Assim, todos os dias inventam algo, porém eu sigo liderando as pesquisas eleitorais. O povo confia em mim porque sabe quem sou e o que fiz por ele. Tenho o apoio da minha honra e da minha honestidade. E aos 72 anos não tenho o direito de ficar nervoso.

Eles fazem seu jogo e eu faço o meu. Eles me acusam através da imprensa e eu me defendo com o povo. É uma pena o que está fazendo a mim e à minha família. Todo esse processo apressou a morte da minha mulher. A polícia invade a casa dos meus filhos e não encontram nada, porém não pedem desculpas.

El Mundo – O senhor se sente mais próximos dos populistas latino-americanos ou da social democracia europeia?

Lula – Respeito a social democracia europeia, é exemplo de Estado do Bem Estar, da defesa dos direitos dos trabalhadores, mas, no Brasil, construímos o Estado à nossa maneira, nem melhor, nem pior.

Sobre “populismo latino-americano”, acho uma bobagem. Que significa ser “populista”? Falar a língua do povo e defendê-lo? Numa me considerei um populista, mas, sim, um presidente extremamente popular.

El Mundo – O Partido dos Trabalhadores disse que apoiava incondicionalmente o governo de Maduro, porém o senhor se manteve calado.

Lula – Não dou nenhum apoio incondicional. Há muitas coisas com as quais não estou de acordo com Maduro, como com presidentes de outros países. Defendo para a Venezuela o mesmo que para o Brasil, que conduza seus assuntos sem ingerência externa. Não entendo por que a Europa se preocupa tanto com Maduro. Ao fim e ao cabo, foi eleito democraticamente e os venezuelanos terão que resolver seus problemas entre eles.

El Mundo – E o que me diz de [Donald] Trump?

Lula – Sou muito cuidadoso na hora de analisar as pessoas. Posso dizer que me surpreende que o presidente de um país do tamanho e da importância dos Estados se ponha a falar de tudo. Há coisas que tem que dizer a um funcionário de Estado, a um secretários, quem sabe seja porque acaba de chegar e ainda le faltam coisas para aprender. Porém, não se pode governar o mundo pelo Twitter.
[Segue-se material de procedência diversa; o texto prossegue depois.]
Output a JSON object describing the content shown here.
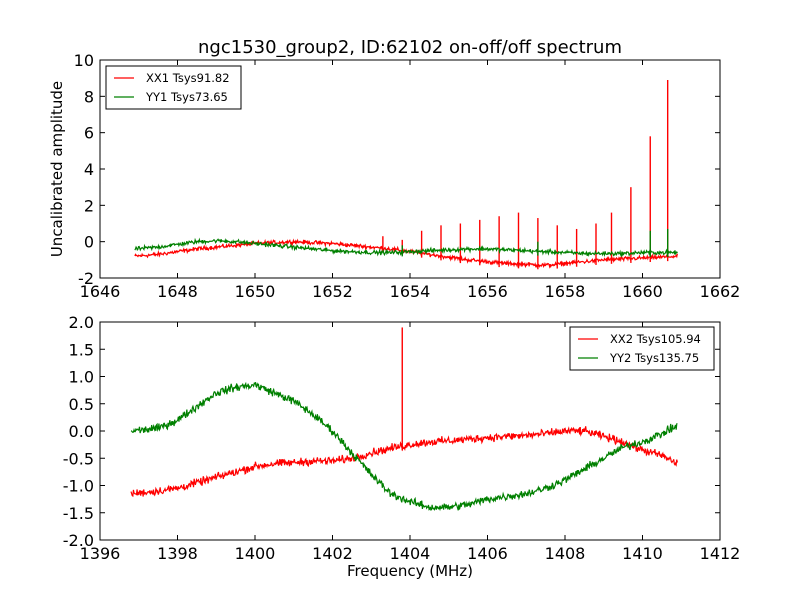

El Mundo – Qual é sua opinião sobre a situação da Catalunha?

Lula – Como deve acontecer com vocês, o primeiro que me vem à cabeça é dizer como é complicado falar desse assunto. Normalmente, as teses separatistas sucedem as regiões mais ricas, os pobres nunca quiseram separar-se.

Entendo perfeitamente que o nacionalismo catalão tem uma longa história, porém prefiro uma Espanha unida. E, quem sabe, me atreveria a dar um conselho ao Rei [de Espanha], quem conheço e por quem tenho muito carinho: em uma situação de tensão como a que estão vivendo, ele não deveria tomar partido. Seu papel é de mediador. É um papel mais simpático e que diz respeito a um rei.

El Mundo – Na semana passada, o senhor disse que Lula era mais que uma pessoa, era uma ideia assumida por milhões de pessoas. Que quis dizer com isso?

Lula – O que quis dizer é que além da minha pessoa, Lula é uma ideia de que os pobres podem ter acesso a bom emprego e salário digno, a entrar na universidade. Sempre digo que o melhor efeito do meu governo não foram as obras que fiz, mas fazer o povo descobrir que podia ser o sujeito da história.

El Mundo – Se o condenarem em segunda instância e não puder se candidatar nas eleições [de 2018], o PT terá alguma chance sem Lula da Silva?

Lula – Espero poder me candidatar, mas ninguém é imprescindível. Há milhares de Lulas.